Northern Stakeholders tackle Parents irresponsible child upbringing


Stakeholders in the North-West geopolitical zone have attributed the current spate of moral decadence among schoolchildren to the failure of relevant stakeholders to play the mentorship role expected of them.

They said although the moral training of children was a collective responsibility, parents were to blame substantially for the moral decadence.

They pointed out that parents, teachers, community members, and religious leaders had roles to play in inculcating good morals in children at home, school, and places of worship.

Zakari Mohammed, director of higher education in Kaduna’s ministry of education, said the first point of inculcating morality in a child was the home.

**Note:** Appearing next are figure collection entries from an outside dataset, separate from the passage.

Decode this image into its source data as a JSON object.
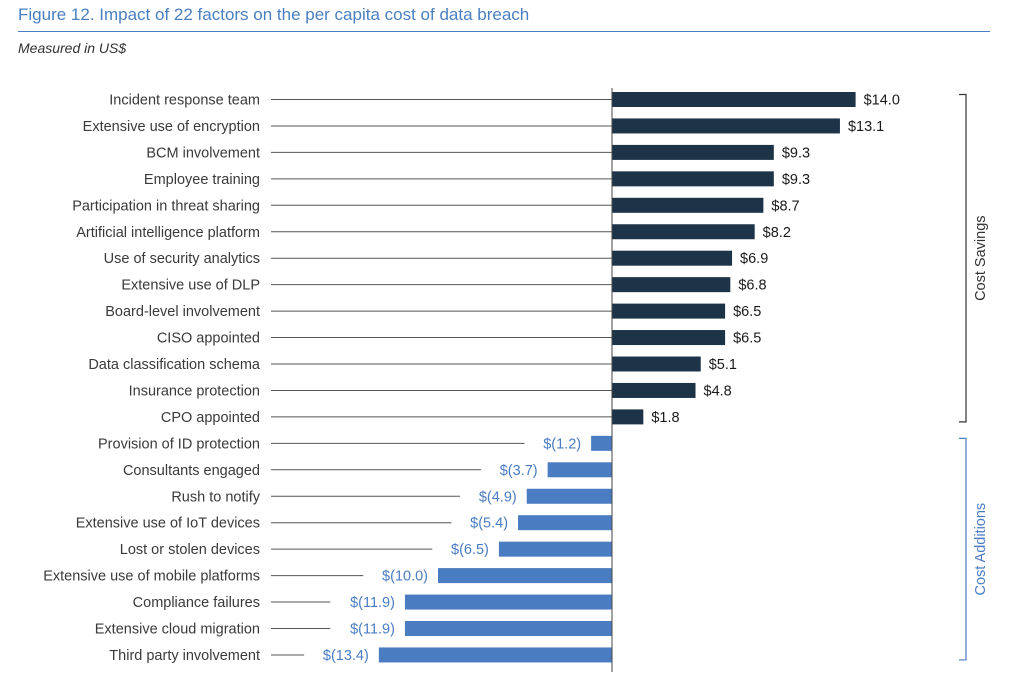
{
  "header": {
    "title": "Figure 12. Impact of 22 factors on the per capita cost of data breach",
    "subtitle": "Measured in US$"
  },
  "colors": {
    "title": "#4a7fc1",
    "savings_bar": "#1d3448",
    "additions_bar": "#4a7cc2",
    "savings_text": "#1a1a1a",
    "additions_text": "#4a7cc2",
    "leader_line": "#555555",
    "axis": "#444444"
  },
  "chart_data": {
    "type": "bar",
    "orientation": "horizontal",
    "title": "Figure 12. Impact of 22 factors on the per capita cost of data breach",
    "subtitle": "Measured in US$",
    "categories": [
      "Incident response team",
      "Extensive use of encryption",
      "BCM involvement",
      "Employee training",
      "Participation in threat sharing",
      "Artificial intelligence platform",
      "Use of security analytics",
      "Extensive use of DLP",
      "Board-level involvement",
      "CISO appointed",
      "Data classification schema",
      "Insurance protection",
      "CPO appointed",
      "Provision of ID protection",
      "Consultants engaged",
      "Rush to notify",
      "Extensive use of IoT devices",
      "Lost or stolen devices",
      "Extensive use of mobile platforms",
      "Compliance failures",
      "Extensive cloud migration",
      "Third party involvement"
    ],
    "values": [
      14.0,
      13.1,
      9.3,
      9.3,
      8.7,
      8.2,
      6.9,
      6.8,
      6.5,
      6.5,
      5.1,
      4.8,
      1.8,
      -1.2,
      -3.7,
      -4.9,
      -5.4,
      -6.5,
      -10.0,
      -11.9,
      -11.9,
      -13.4
    ],
    "value_labels": [
      "$14.0",
      "$13.1",
      "$9.3",
      "$9.3",
      "$8.7",
      "$8.2",
      "$6.9",
      "$6.8",
      "$6.5",
      "$6.5",
      "$5.1",
      "$4.8",
      "$1.8",
      "$(1.2)",
      "$(3.7)",
      "$(4.9)",
      "$(5.4)",
      "$(6.5)",
      "$(10.0)",
      "$(11.9)",
      "$(11.9)",
      "$(13.4)"
    ],
    "groups": [
      {
        "name": "Cost Savings",
        "start": 0,
        "end": 12
      },
      {
        "name": "Cost Additions",
        "start": 13,
        "end": 21
      }
    ],
    "xlim": [
      -15,
      15
    ],
    "grid": false,
    "legend": "none"
  }
}
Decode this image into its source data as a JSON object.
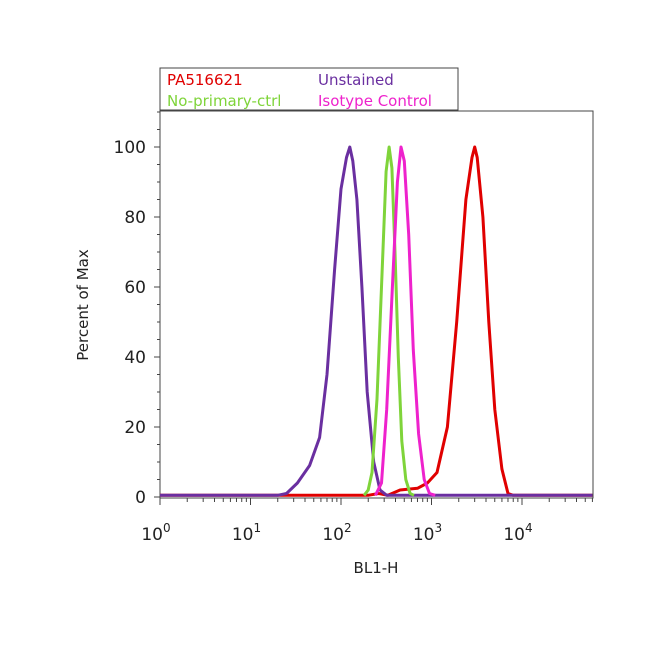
{
  "chart_data": {
    "type": "line",
    "xlabel": "BL1-H",
    "ylabel": "Percent of Max",
    "xscale": "log",
    "xlim": [
      1,
      60000
    ],
    "ylim": [
      0,
      110
    ],
    "x_ticks": [
      {
        "value": 1,
        "base": "10",
        "exp": "0"
      },
      {
        "value": 10,
        "base": "10",
        "exp": "1"
      },
      {
        "value": 100,
        "base": "10",
        "exp": "2"
      },
      {
        "value": 1000,
        "base": "10",
        "exp": "3"
      },
      {
        "value": 10000,
        "base": "10",
        "exp": "4"
      }
    ],
    "y_ticks": [
      "0",
      "20",
      "40",
      "60",
      "80",
      "100"
    ],
    "grid": false,
    "legend_position": "top-left outside",
    "series": [
      {
        "name": "PA516621",
        "color": "#e00000",
        "points": [
          [
            1,
            0.5
          ],
          [
            200,
            0.5
          ],
          [
            260,
            1
          ],
          [
            330,
            0.5
          ],
          [
            450,
            2
          ],
          [
            700,
            2.5
          ],
          [
            900,
            4
          ],
          [
            1150,
            7
          ],
          [
            1500,
            20
          ],
          [
            1900,
            50
          ],
          [
            2400,
            85
          ],
          [
            2800,
            97
          ],
          [
            3000,
            100
          ],
          [
            3200,
            97
          ],
          [
            3700,
            80
          ],
          [
            4300,
            50
          ],
          [
            5000,
            25
          ],
          [
            6000,
            8
          ],
          [
            7000,
            1
          ],
          [
            8000,
            0.5
          ],
          [
            60000,
            0.5
          ]
        ]
      },
      {
        "name": "Unstained",
        "color": "#6a2fa0",
        "points": [
          [
            1,
            0.5
          ],
          [
            20,
            0.5
          ],
          [
            25,
            1
          ],
          [
            33,
            4
          ],
          [
            45,
            9
          ],
          [
            58,
            17
          ],
          [
            70,
            35
          ],
          [
            85,
            65
          ],
          [
            100,
            88
          ],
          [
            115,
            97
          ],
          [
            125,
            100
          ],
          [
            135,
            96
          ],
          [
            150,
            85
          ],
          [
            170,
            60
          ],
          [
            195,
            30
          ],
          [
            230,
            10
          ],
          [
            270,
            2
          ],
          [
            320,
            0.5
          ],
          [
            60000,
            0.5
          ]
        ]
      },
      {
        "name": "No-primary-ctrl",
        "color": "#7fd43a",
        "points": [
          [
            180,
            0.5
          ],
          [
            200,
            2
          ],
          [
            220,
            7
          ],
          [
            250,
            28
          ],
          [
            285,
            65
          ],
          [
            315,
            93
          ],
          [
            340,
            100
          ],
          [
            365,
            94
          ],
          [
            395,
            70
          ],
          [
            430,
            40
          ],
          [
            470,
            16
          ],
          [
            520,
            5
          ],
          [
            580,
            1
          ],
          [
            640,
            0.5
          ]
        ]
      },
      {
        "name": "Isotype Control",
        "color": "#ee22cc",
        "points": [
          [
            240,
            0.5
          ],
          [
            280,
            4
          ],
          [
            320,
            25
          ],
          [
            370,
            60
          ],
          [
            420,
            90
          ],
          [
            460,
            100
          ],
          [
            500,
            96
          ],
          [
            560,
            75
          ],
          [
            630,
            42
          ],
          [
            720,
            18
          ],
          [
            830,
            5
          ],
          [
            950,
            1
          ],
          [
            1100,
            0.5
          ]
        ]
      }
    ]
  }
}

Mr. Mohammed said it was the primary responsibility of parents to mentor their children and when the child reached school age, teachers were expected to participate.

He noted that parents should find ways of monitoring their children in school and explained that immorality among schoolchildren showed that parents were not doing enough.

“To some extent, some parents have relinquished their responsibilities of moral upbringing to teachers, who have to be playing the roles of ensuring academic advancement, as well as molding the character of children,” he explained. “Every school has Parent Teachers’ Association (PTAs) and School Based Management Committees (SBMCs), which have critical roles to play.”

He added, “While the PTAs comprise the parents and teachers, the SBMCs comprise the parents, teachers, and community members, and these stakeholders meet to address issues affecting the school system.”

Haruna Danjuma, the national president of the National Association of Parent-Teacher Association, also mentioned that some parents lacked the needed morals to teach their children, leaving the responsibility to teachers.

Mr. Danjuma stressed the need for parents to pay attention to raising the morals of their children.

Garba Garkuwa, the SBMC chairman, Sabon Gari local government area, Kaduna, argued that teachers were supposed to be parents to the children under their care, and should discipline them when they misbehaved.

“But under the current realities, no teacher can afford to touch anybody’s child in the name of discipline because some parents could mobilize thugs to attack the teacher,” Mr. Garkuwa.

He added, “The parents are discouraging teachers from playing their role of disciplining and counseling the children while in school to keep them in line, and at home, the parents are never there for the children.”